I have a 1 year old daughter. She is feisty and strong willed. She knows what she wants and will stop at nothing to get it. She regularly bites off more than she can chew - not always a good idea when the meal is the arm of a big brother with 3 more years combat experience. My wish is that this determination never leaves her. But how to keep my little fighter fighting?
Growing up, I was told I would never become a doctor. They told me I couldn’t and I did. It was as simple as that. For most of my life, it genuinely baffled me why women could simply not just achieve anything a man could. We are both human. What was the difference? The difference, I was told, was that as a woman, I could never “have it all”. A demanding career combined with raising children, meeting their needs and running a household were incompatible. Something had to be sacrificed. Again, they told me I couldn’t and I did.
Having children is the best choice I have ever made but in my rush to prove the doubters wrong, to have it all and to do it all, I wonder if perhaps I am doing nothing well. Am I consigned to a fate of always disappointing someone, at work or at home? Or is doing my best enough? In my experience, working mothers are some of the most reliable and hardworking colleagues. They have more to prove and more to lose. To work and be a mother means sacrifice. It means missing out on those important milestones, those small moments that make your heart sing. As a working mother there is a heart-wrenching choice of desperately wanting to be at home with my babies and desperately wanting to do what I love and what I trained for. Both make me feel alive, both make me tick.
I work in an overwhelmingly male-dominated area of medicine: cardiac anaesthesia and pre-hospital medicine. Pre-hospital medicine requires a physical and mental fitness that is not required in the hospital arena. I can be working in hostile environments, forced to think and act in moments, seconds. I am required to make decisions quickly and with very little information. Decisions which can potentially have a lasting impact on a patient’s life. And lets face it - I don’t work in one of the safest environments...

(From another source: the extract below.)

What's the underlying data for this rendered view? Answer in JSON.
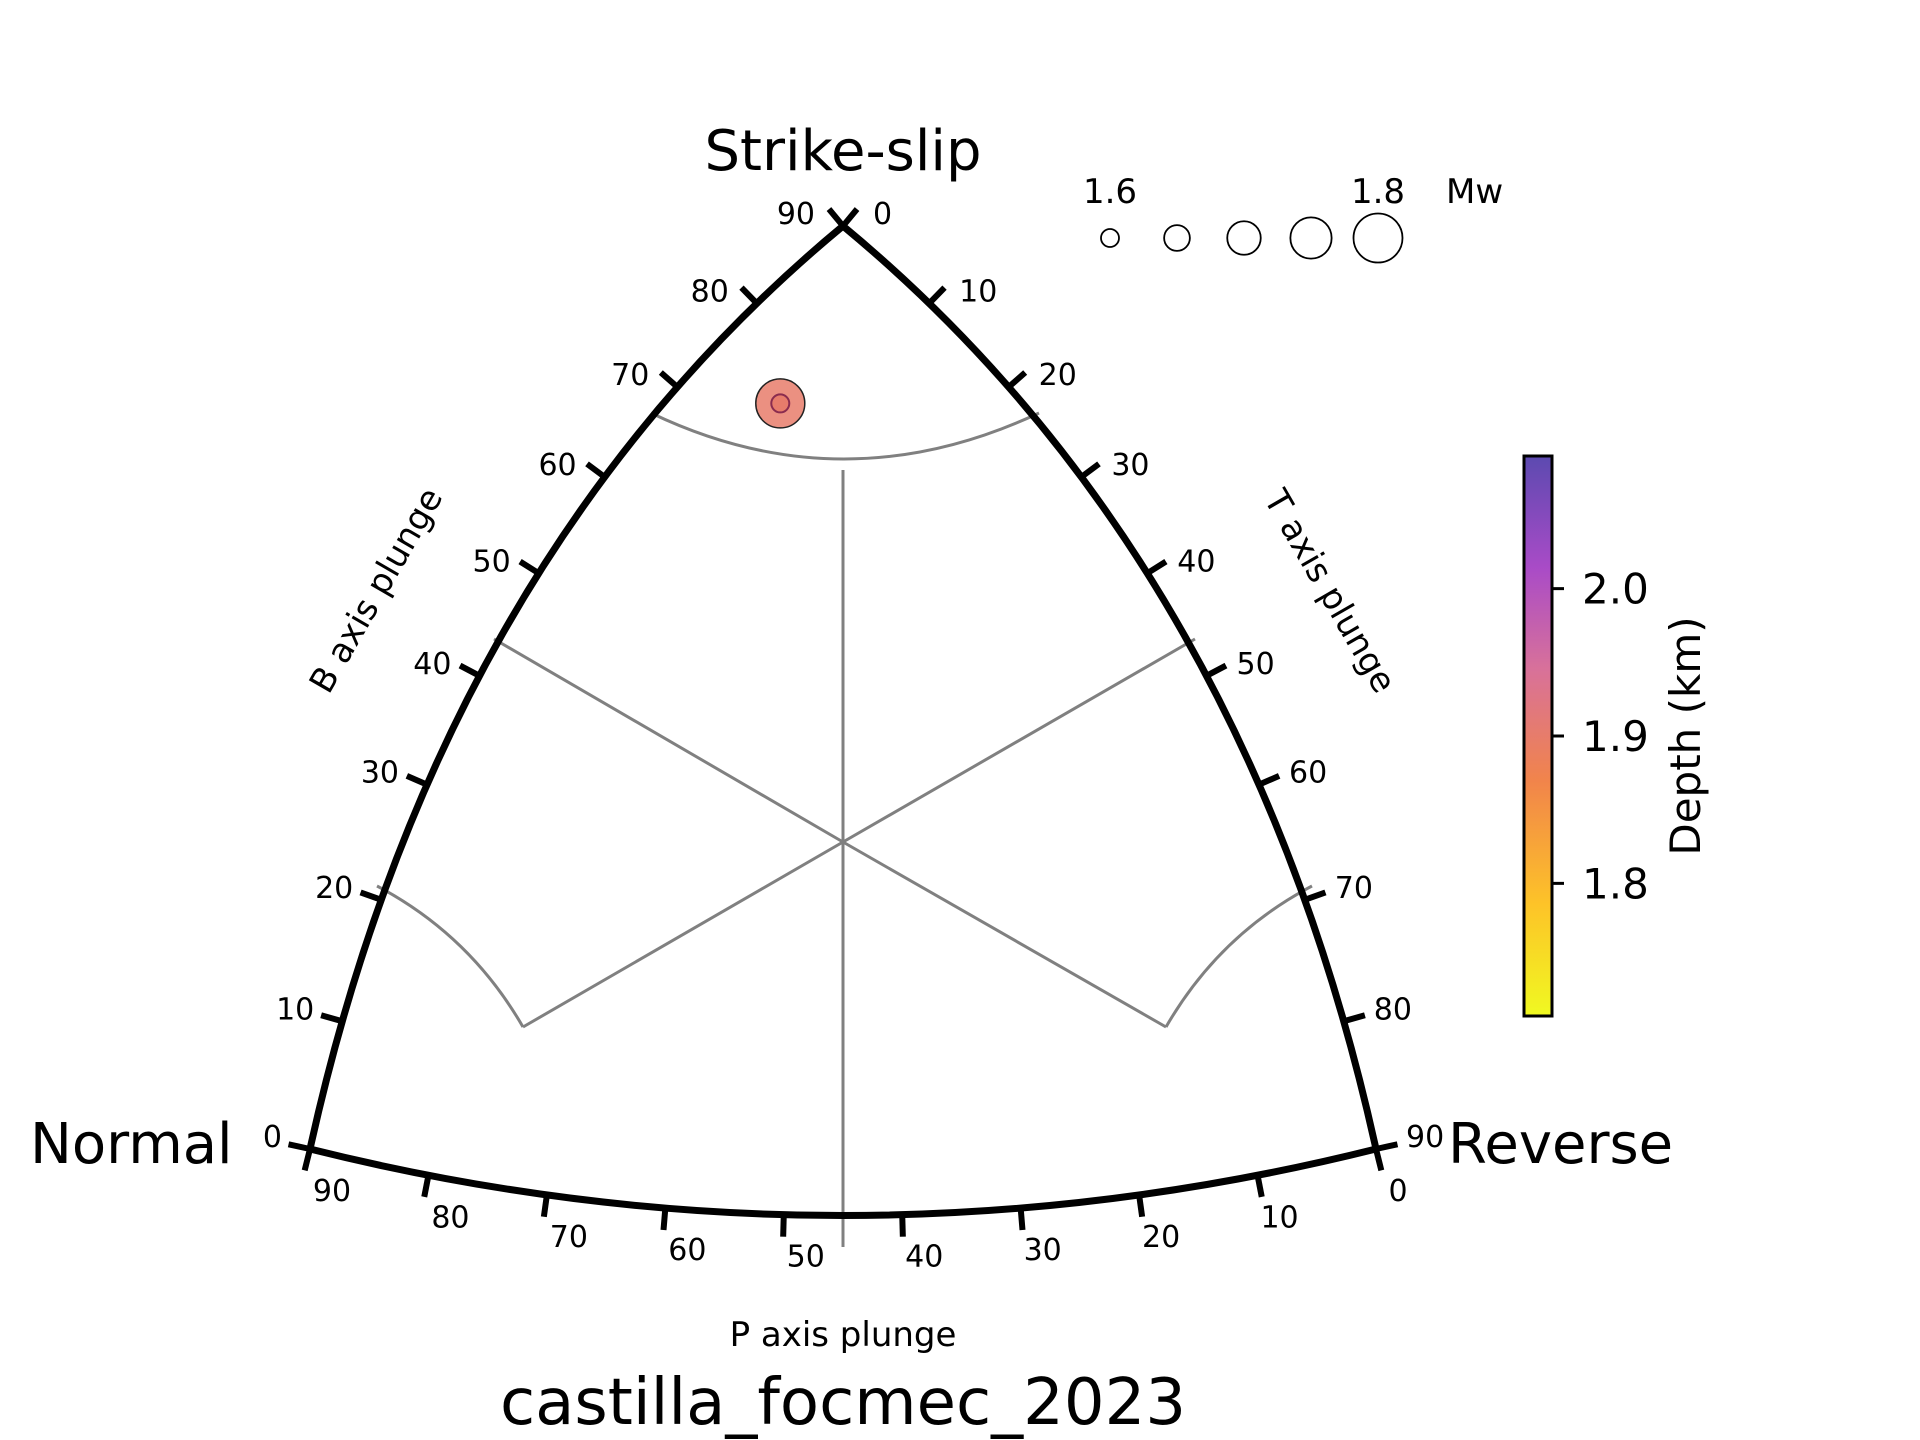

My work on the rescue helicopters has invoked much judgement, none more so than when I became a mother. “Are you sure you want to do that now that you have a family?” and “What about your kids, it’s so dangerous, isn’t that irresponsible?” Well yes, as I am perched on the ledge of a helicopter 200 feet in the air ready to step out and have a piece of wire lower me to the ground, I do wonder why. Why am I placing my children’s mother at risk?
But then, as I am lowered down to meet a stranger having the worst day of their life, I am reminded that I am not just the “children’s mother”. I am that girl that was told she couldn’t and did. I am that girl that from the age of 4 desperately wanted to be a doctor and was unwavered in her approach until she achieved what she needed to achieve. I am that girl that wants to inspire my daughter to reach her dreams.
And as I am working back late for the third night in a row, for reasons beyond my control, the voices of those around me are ringing in my ears: “your children are little for such a short time, you are going to live to regret this” “you cannot have it all” “at the end of the day, kids are always going to want their mum” BUT I have never met a patient in cardiac arrest who is wanting to discuss my life choices and when I come home, eventually, I am greeted by four little feet running up to me, throwing their arms around me and are happy to have me in that moment. And in that moment, I am enough.